Aharoni once emailed Podschweit a drill she could do to improve her quickness, but he never mentioned how long it should take. Podschweit’s manic response was to run it repeatedly until she vomited her way off the court.

“No one will believe I want to be a beach volleyball player if I’m not the best,” Podschweit said.

It speaks volumes about Podschweit’s desire that the major surgery she required on her left knee as a freshman is now barely worth a mention. But at the time, doctors told her the torn ACL would keep her out 18 months.

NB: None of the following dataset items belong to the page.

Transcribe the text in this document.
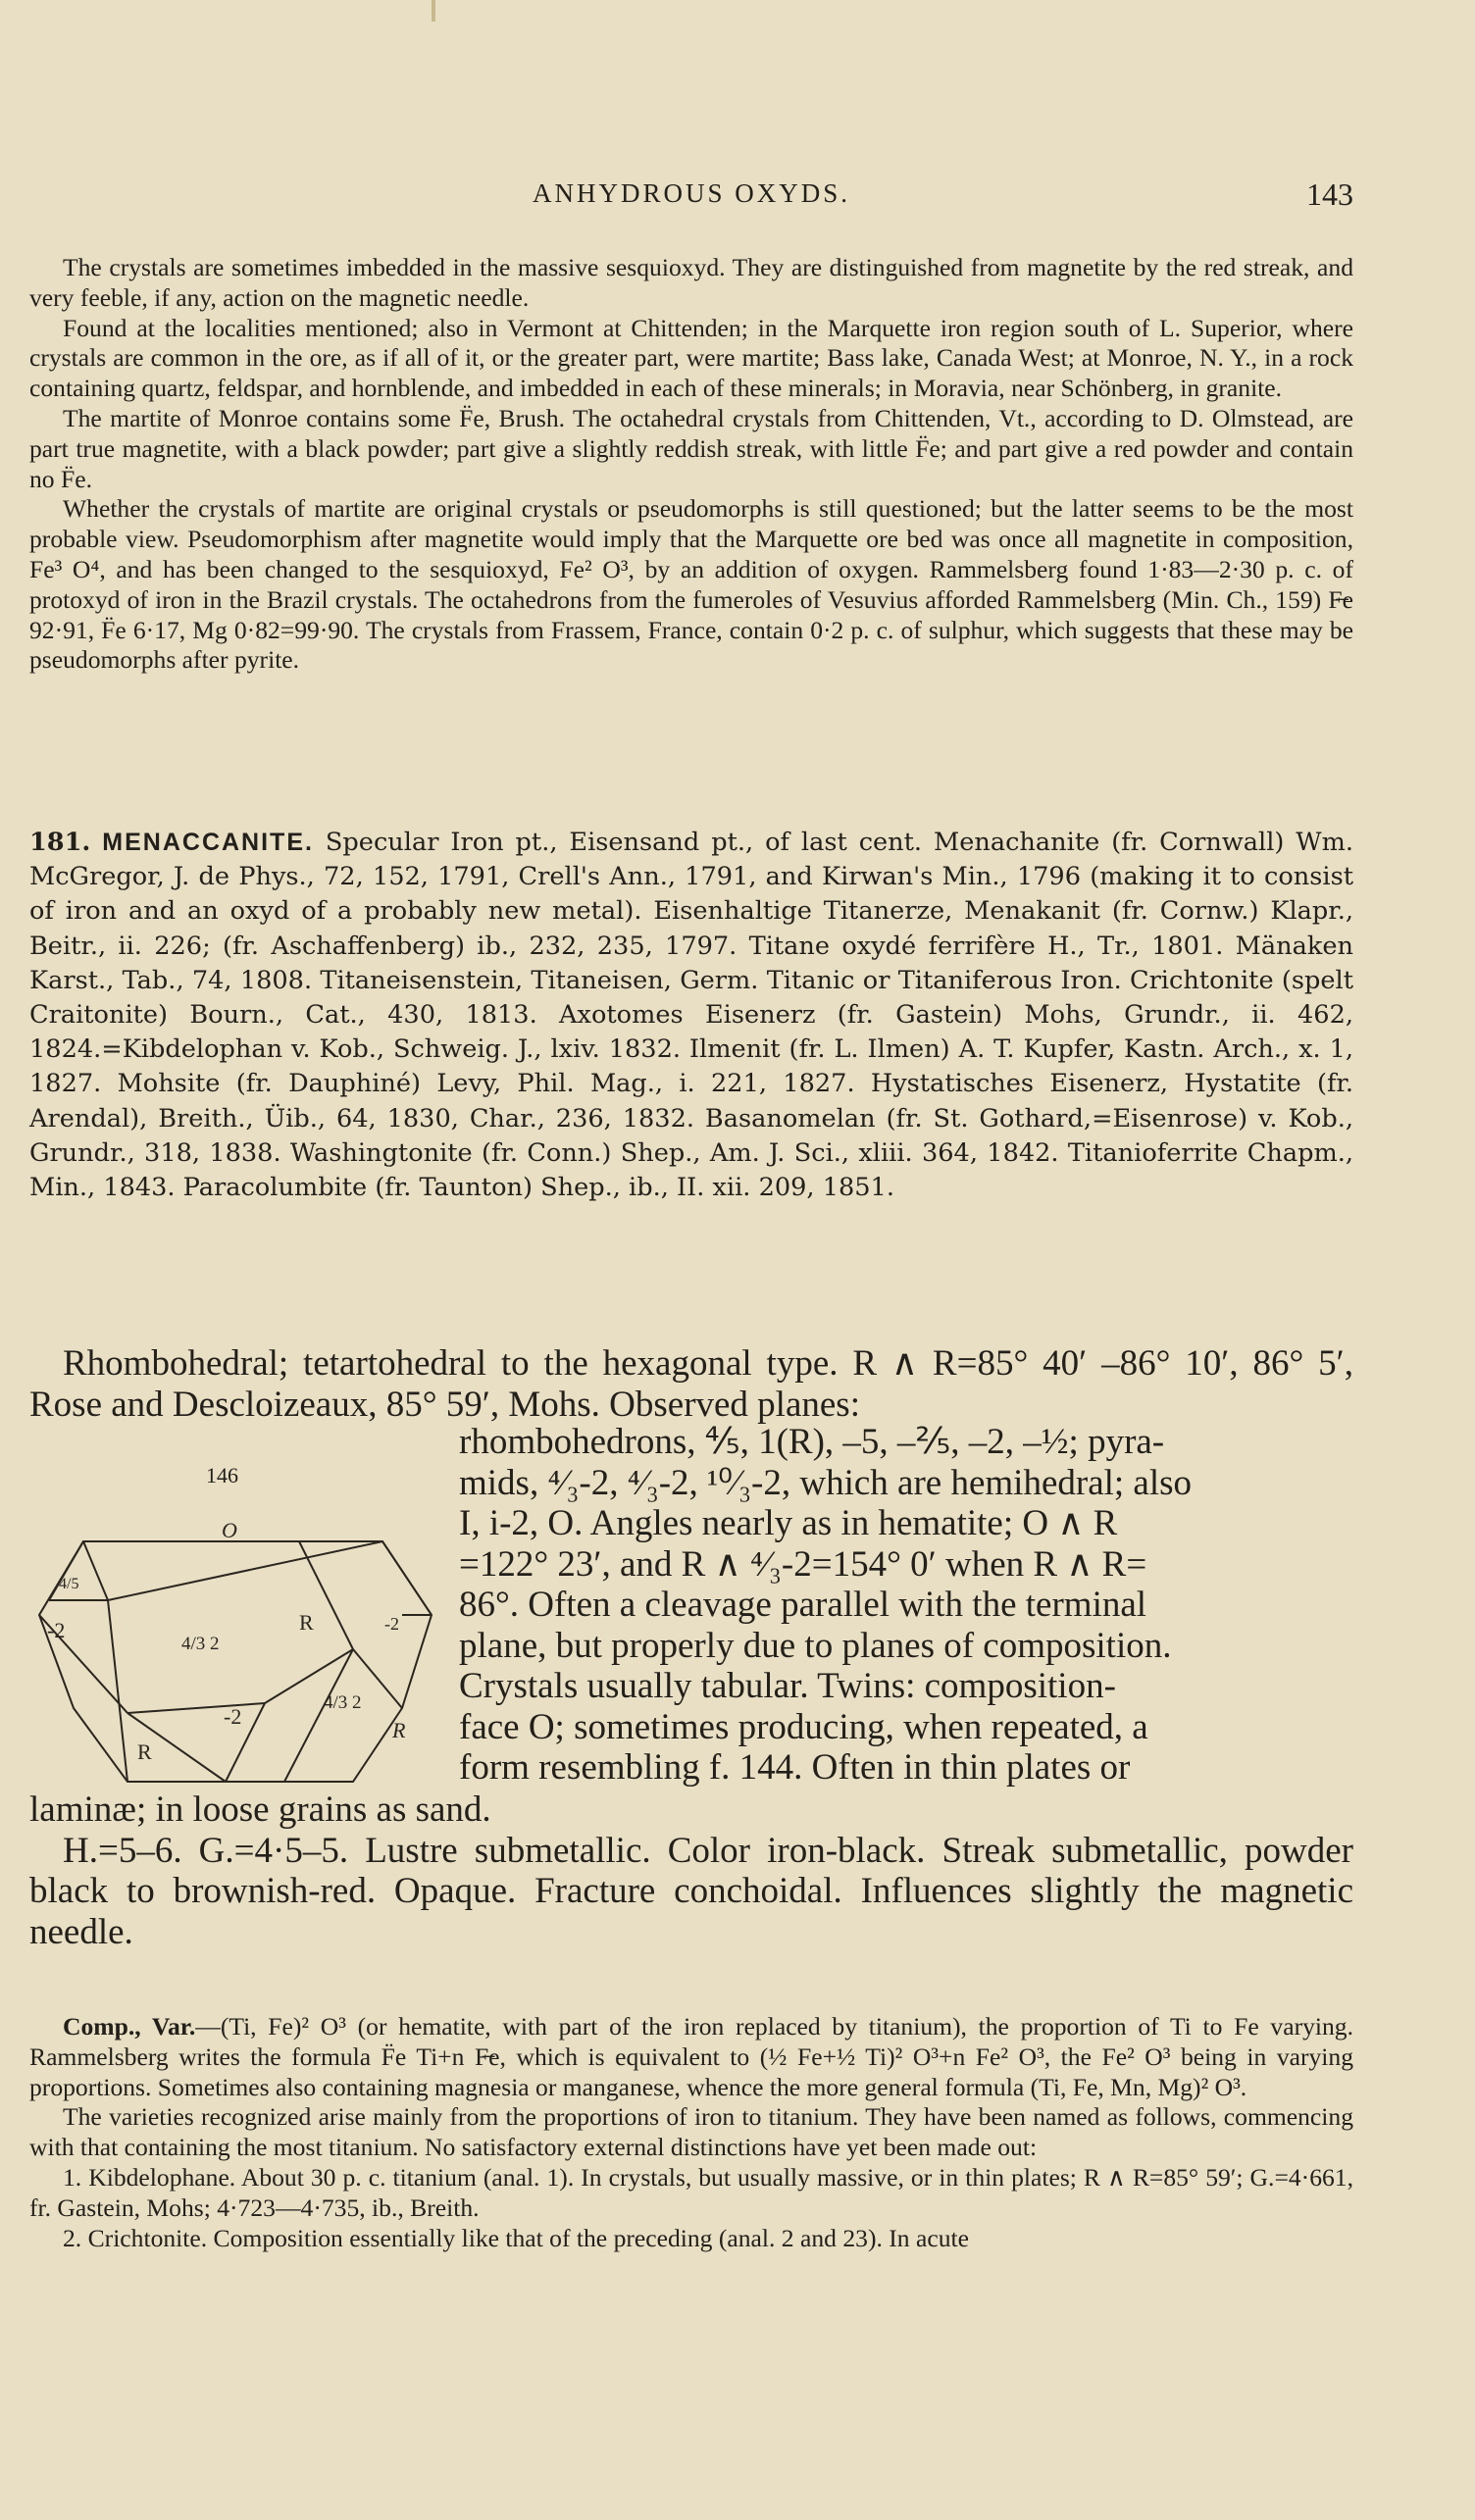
ANHYDROUS OXYDS.	143

The crystals are sometimes imbedded in the massive sesquioxyd. They are distinguished from magnetite by the red streak, and very feeble, if any, action on the magnetic needle.

Found at the localities mentioned; also in Vermont at Chittenden; in the Marquette iron region south of L. Superior, where crystals are common in the ore, as if all of it, or the greater part, were martite; Bass lake, Canada West; at Monroe, N. Y., in a rock containing quartz, feldspar, and hornblende, and imbedded in each of these minerals; in Moravia, near Schönberg, in granite.

The martite of Monroe contains some F̈e, Brush. The octahedral crystals from Chittenden, Vt., according to D. Olmstead, are part true magnetite, with a black powder; part give a slightly reddish streak, with little F̈e; and part give a red powder and contain no F̈e.

Whether the crystals of martite are original crystals or pseudomorphs is still questioned; but the latter seems to be the most probable view. Pseudomorphism after magnetite would imply that the Marquette ore bed was once all magnetite in composition, Fe³ O⁴, and has been changed to the sesquioxyd, Fe² O³, by an addition of oxygen. Rammelsberg found 1·83—2·30 p. c. of protoxyd of iron in the Brazil crystals. The octahedrons from the fumeroles of Vesuvius afforded Rammelsberg (Min. Ch., 159) F̶e 92·91, F̈e 6·17, Mg 0·82=99·90. The crystals from Frassem, France, contain 0·2 p. c. of sulphur, which suggests that these may be pseudomorphs after pyrite.

181. MENACCANITE. Specular Iron pt., Eisensand pt., of last cent. Menachanite (fr. Cornwall) Wm. McGregor, J. de Phys., 72, 152, 1791, Crell's Ann., 1791, and Kirwan's Min., 1796 (making it to consist of iron and an oxyd of a probably new metal). Eisenhaltige Titanerze, Menakanit (fr. Cornw.) Klapr., Beitr., ii. 226; (fr. Aschaffenberg) ib., 232, 235, 1797. Titane oxydé ferrifère H., Tr., 1801. Mänaken Karst., Tab., 74, 1808. Titaneisenstein, Titaneisen, Germ. Titanic or Titaniferous Iron. Crichtonite (spelt Craitonite) Bourn., Cat., 430, 1813. Axotomes Eisenerz (fr. Gastein) Mohs, Grundr., ii. 462, 1824.=Kibdelophan v. Kob., Schweig. J., lxiv. 1832. Ilmenit (fr. L. Ilmen) A. T. Kupfer, Kastn. Arch., x. 1, 1827. Mohsite (fr. Dauphiné) Levy, Phil. Mag., i. 221, 1827. Hystatisches Eisenerz, Hystatite (fr. Arendal), Breith., Üib., 64, 1830, Char., 236, 1832. Basanomelan (fr. St. Gothard,=Eisenrose) v. Kob., Grundr., 318, 1838. Washingtonite (fr. Conn.) Shep., Am. J. Sci., xliii. 364, 1842. Titanioferrite Chapm., Min., 1843. Paracolumbite (fr. Taunton) Shep., ib., II. xii. 209, 1851.

Rhombohedral; tetartohedral to the hexagonal type. R ∧ R=85° 40′ –86° 10′, 86° 5′, Rose and Descloizeaux, 85° 59′, Mohs. Observed planes:

146
O
4/5
-2
4/3 2
R	-2
R
-2
4/3 2
R
rhombohedrons, ⅘, 1(R), –5, –⅖, –2, –½; pyra-
mids, ⁴⁄₃-2, ⁴⁄₃-2, ¹⁰⁄₃-2, which are hemihedral; also
I, i-2, O. Angles nearly as in hematite; O ∧ R
=122° 23′, and R ∧ ⁴⁄₃-2=154° 0′ when R ∧ R=
86°. Often a cleavage parallel with the terminal
plane, but properly due to planes of composition.
Crystals usually tabular. Twins: composition-
face O; sometimes producing, when repeated, a
form resembling f. 144. Often in thin plates or

laminæ; in loose grains as sand.

H.=5–6. G.=4·5–5. Lustre submetallic. Color iron-black. Streak submetallic, powder black to brownish-red. Opaque. Fracture conchoidal. Influences slightly the magnetic needle.

Comp., Var.—(Ti, Fe)² O³ (or hematite, with part of the iron replaced by titanium), the proportion of Ti to Fe varying. Rammelsberg writes the formula F̈e Ti+n F̶e, which is equivalent to (½ Fe+½ Ti)² O³+n Fe² O³, the Fe² O³ being in varying proportions. Sometimes also containing magnesia or manganese, whence the more general formula (Ti, Fe, Mn, Mg)² O³.

The varieties recognized arise mainly from the proportions of iron to titanium. They have been named as follows, commencing with that containing the most titanium. No satisfactory external distinctions have yet been made out:

1. Kibdelophane. About 30 p. c. titanium (anal. 1). In crystals, but usually massive, or in thin plates; R ∧ R=85° 59′; G.=4·661, fr. Gastein, Mohs; 4·723—4·735, ib., Breith.

2. Crichtonite. Composition essentially like that of the preceding (anal. 2 and 23). In acute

Podschweit was training again in six.

“She is ferocious and tenacious,” Aharoni said. “She has a great arm and a jump serve you don’t usually see on a smaller player.

“But the best thing about her is she listens and absorbs information at a really fast rate. She tends to come up with that really ingenious question.”

Aharoni once told Podschweit that to make it at her size, volleyball had to be the last thing she thought about before she went to sleep and the first thing she pondered when she woke up.

“The next thing I know,” Aharoni said, “I got a call from her mother that Emily had dumped her boyfriend.”

Aharoni said Podschweit follows May-Treanor on Facebook.

“I’m sure they’re best friends by now because Emily won’t give up,” he said. “I don’t know if Emily will win a gold medal or become a pro player like Misty, but I won’t bet against her.”